A la tête d’une équipe
Le principe est que vous n’êtes pas en charge d’un cycliste unique mais de toute une équipe, mais sans tenir pour autant le rôle de son directeur sportif. Sauf qu’évidemment, en course, vous ne dirigez qu’un coureur à la fois. D’où une expérience à deux niveaux, potentiellement perturbante (parfois, on culpabilise un peu d’abandonner ce pauvre gars dont, après tout, la défaillance est de notre faute) mais, en partie pour cette raison même, tout à fait passionnante. Jouer au Tour de France 2017, cela peut revenir à choisir la solution de facilité, à faire « avance rapide » tel un téléspectateur impatient sur les moments de chaque étape sans enjeu flagrant – c’est possible – et, changé en zappeur de coureurs, tourner le dos sans état d’âme à ceux qui ne vont pas assez vite pour aller chercher les honneurs en « devenant » brusquement quelqu’un d’autre. Et puis au pire, si on a la flemme, il y a toujours le mode « étape rapide ». Dans ce cas, on ne ne court pas ladite étape. On attend juste qu’elle se termine. Après tout, pourquoi se gâcher la vie ?
La route nous appelle
Et puis non. Osons l’anonymat et la souffrance, les côtes trop raides et les étapes qui n’en finissent pas. Osons finir 150e et ramer jusqu’à cet état où l’on ne se demande même plus pourquoi diable on fait ça. La route nous appelle, les paysages nous absorbent et c’est comme si, en attendant l’arrivée, plus rien d’autre ne comptait. Si on se concentre et/ou s’oublie suffisamment, le jeu démontre des qualités hypnotiques qui le rapprochent d’un American Truck Simulator – mais en plus criard et accompagné –, surtout quand on enclenche le pilotage automatique (qui ne s’appelle pas vraiment comme ça) en se collant dans la roue d’un autre coureur – il suffit de laisser une touche de la manette enfoncée. Surtout, même quand il flirte avec la monotonie, même quand les seigneurs de la route nous laissent loin derrière au classement, il y a toujours de l’espoir, toujours quelque chose à « gagner » dans Le Tour de France 2017. Ce peut être un sprint intermédiaire où l’on tentera de grappiller quelques points pour le (néanmoins inaccessible) maillot vert. Mais aussi, plus simplement, un objectif qu’on se fixe à soi-même : réussir une belle attaque, mener la chasse derrière des coureurs échappés ou tout à fait autre chose.

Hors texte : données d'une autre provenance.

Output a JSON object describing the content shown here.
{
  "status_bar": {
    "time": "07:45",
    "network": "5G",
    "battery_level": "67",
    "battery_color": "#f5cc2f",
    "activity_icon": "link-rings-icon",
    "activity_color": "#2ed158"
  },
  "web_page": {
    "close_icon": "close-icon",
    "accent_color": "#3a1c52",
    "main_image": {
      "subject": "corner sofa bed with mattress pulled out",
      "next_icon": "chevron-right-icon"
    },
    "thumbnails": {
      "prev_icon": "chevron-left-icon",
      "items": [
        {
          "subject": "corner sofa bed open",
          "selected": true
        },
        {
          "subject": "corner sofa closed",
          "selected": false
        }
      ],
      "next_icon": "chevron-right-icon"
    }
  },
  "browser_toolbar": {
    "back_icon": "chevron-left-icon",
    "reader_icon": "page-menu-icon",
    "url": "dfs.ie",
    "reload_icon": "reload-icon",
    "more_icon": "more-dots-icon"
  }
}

Quand elles nous appartiennent vraiment, les petites victoires en valent bien de plus officiellement grandes. Seul dans la foule (dans le peloton), rien n’est impossible. C’est entre je et moi. Bien sûr, la vérité du Tour de France 2017 est dans le rapport entre ces deux pratiques extrêmes et, à bien y réfléchir, pas moins expérimentales l’une que l’autre. Elle réside, plus exactement, dans l’espace ludique vaste et joliment malléable qui s’ouvre entre elles et où l’on peut aussi choisir de jouer centriste et appliqué – de jouer sérieux. Au risque de rater ce qu’il y a de mieux.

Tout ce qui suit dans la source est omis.